Very often the sexual relationship of a couple loses its charm as years pass by. Some people blame it on their partners—uncared for looks, mismatching natures, demanding and callous attitude. While others take the blame on themselves—I am not attractive, I lack stamina, or I can’t control my temper.
This blame game neither helps them nor their sexual relationship. While these could very well be contributing factors to their drifting apart, more often than not, the real cause is the lack of correct and adequate knowledge about sexuality.
Know your partner’s needs
Couples are simply unaware of their partners’ and even their own sexual needs, likes and dislikes, preferences and put-offs. Often couples know probably only the physical aspect of a sexual relationship, and that too either inadequately or incorrectly. In majority of the cases, they are completely oblivious to the psychological, emotional, behavioural and relational aspects of a sexual relationship. It is the lack of understanding of these finer aspects of sex that are mainly responsible for the gradual or sudden loss of sexual interest in each other in an otherwise healthy couple.
As time passes, out of an utter sense of resignation, couples start accepting their declining and vanishing sex life. Sexual excitement is a natural reaction to certain conditions and when these are absent or inhibited, so is your sexual response.
Here are some common reasons why bad sex happens to good couples and their solutions.
Tune the timing a little
My answer surprised them. I said, “You seem to be conditioned to think that sex is to be done only at bed time. In fact, after a whole day’s work one may want to only retire and sleep. So what is happening with both of you is natural and physiological.
The best time in your case would be to have sex early in the morning. After a good night’s sleep, when your body-mind has rested well and you are rejuvenated, you can enter into the sexual act with great vigour and passion.”
Vatsayana in Kamasutra strongly recommends early morning hours as the best time to have sex. Even modern medicine confirms this, as the hormone testosterone, responsible for sexual desire in men and women, is highest in the body during early morning hours.
Take time-offs together
We further emphasised that time-off from office needs to be planned actively by both to co-ordinate a day or half-a-day together doing fun things. A weekend getaway could be planned once in a while to bring back the togetherness.
Understand your partner’s libido
Another common problem equally reported by married men as well as women in metropolitan cities is about a discrepancy between their sexual drives. Most often people complain, “My spouse feels more sexual than me and wishes to have intercourse more often than me. I do not want to disappoint him/her, but I also feel like protecting my reservation sometimes.”

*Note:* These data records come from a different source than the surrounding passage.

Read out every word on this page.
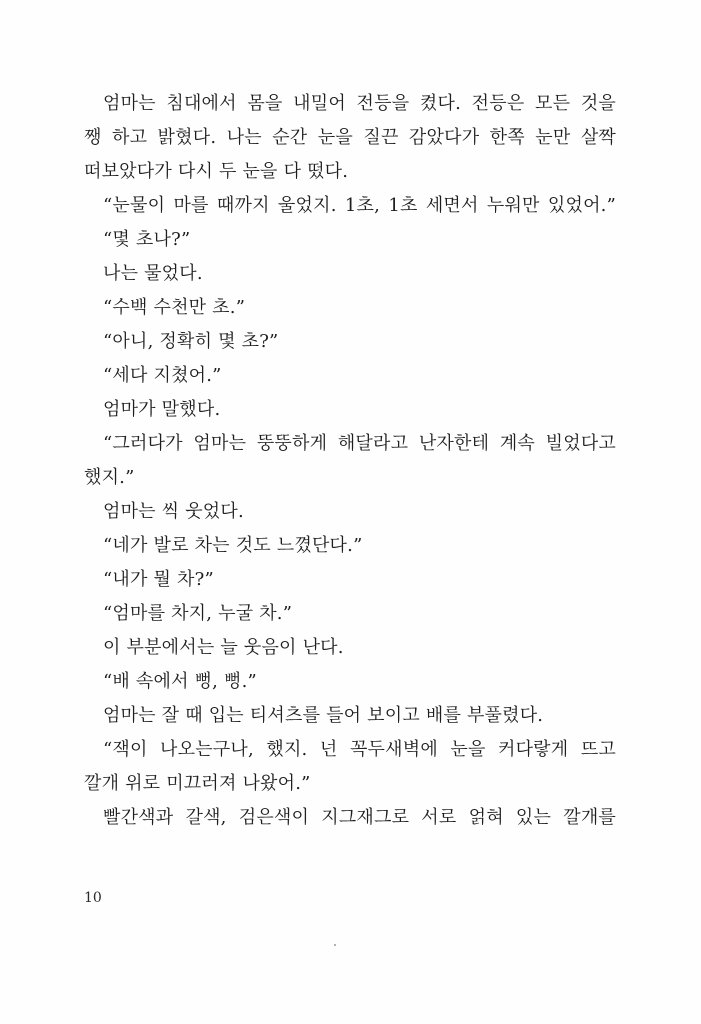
엄마는 침대에서 몸을 내밀어 전등을 켰다. 전등은 모든 것을
쨍 하고 밝혔다. 나는 순간 눈을 질끈 감았다가 한쪽 눈만 살짝
떠보았다가 다시 두 눈을 다 떴다.
“눈물이 마를 때까지 울었지. 1초, 1초 세면서 누워만 있었어.”
“몇 초나?”
나는 물었다.
“수백 수천만 초.”
“아니, 정확히 몇 초?”
“세다 지쳤어.”
엄마가 말했다.
“그러다가 엄마는 뚱뚱하게 해달라고 난자한테 계속 빌었다고
했지.”
엄마는 씩 웃었다.
“네가 발로 차는 것도 느꼈단다.”
“내가 뭘 차?”
“엄마를 차지, 누굴 차.”
이 부분에서는 늘 웃음이 난다.
“배 속에서 뻥, 뻥.”
엄마는 잘 때 입는 티셔츠를 들어 보이고 배를 부풀렸다.
“잭이 나오는구나, 했지. 넌 꼭두새벽에 눈을 커다랗게 뜨고
깔개 위로 미끄러져 나왔어.”
빨간색과 갈색, 검은색이 지그재그로 서로 얽혀 있는 깔개를
10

This situation is known as discrepant libidos and is a common cause for sexual dissatisfaction in a relationship. If there is no proper communication, it inevitably turns into a lose-lose situation. The partner who has the higher sex drive is very likely to feel rejected and hurt when sex does not happen, and the partner with a lower drive feels pressured and resentful at having to perform even when s/he doesn’t feel up to it.
In such situations, both partners should adjust. Finding ways to seduce the partner and bring him/her to a state where s/he could be aroused could be helpful to bridge the gap. The partner with the lower drive needs to understand that the other is not trying to pressurise. If there is a large discrepancy, for example, one partner wants sex every night of the week and the other only once a week, they could agree to engage in sex twice or three times a week. Often this requires more of an attitudinal change than a physical one.
One of the serious mistakes most people make in their relationships is attempting to isolate a part of the relationship, like sex, from the whole, thinking that when that one part is fixed, the whole relationship will get better. This is the cover-up approach to dealing with problems.
If you feel you have sexual problems in your relationship, and your sexual functions were normal, healthy and exciting in the beginning of your relationship, then your problems most likely have little or nothing to do with sex.
They are symptoms of something deeper in the relationship, such as unexpressed anger or disappointment, unresolved conflicts, lack of trust or fear of failure. By discovering the real problem and working together with your partner to heal them, you will see your sexual problems diminish and eventually disappear. Clear, caring, complete and continuous communication about your sexual as well as non-sexual needs is the key.
Most sexual problems are just symptoms of problems in other areas of the relationship. The real problem always lies in the relationship, and not in the bed.
If you try to hide or suppress the problems or weaknesses in your relationship, they will emerge in bed. However, if you are in a sincere and committed relationship based on love, care and mutual respect, then sex is just one of the many ways of expressing such love, and sharing intimacy. Such relationships are truly meaningful and fulfilling, and last forever.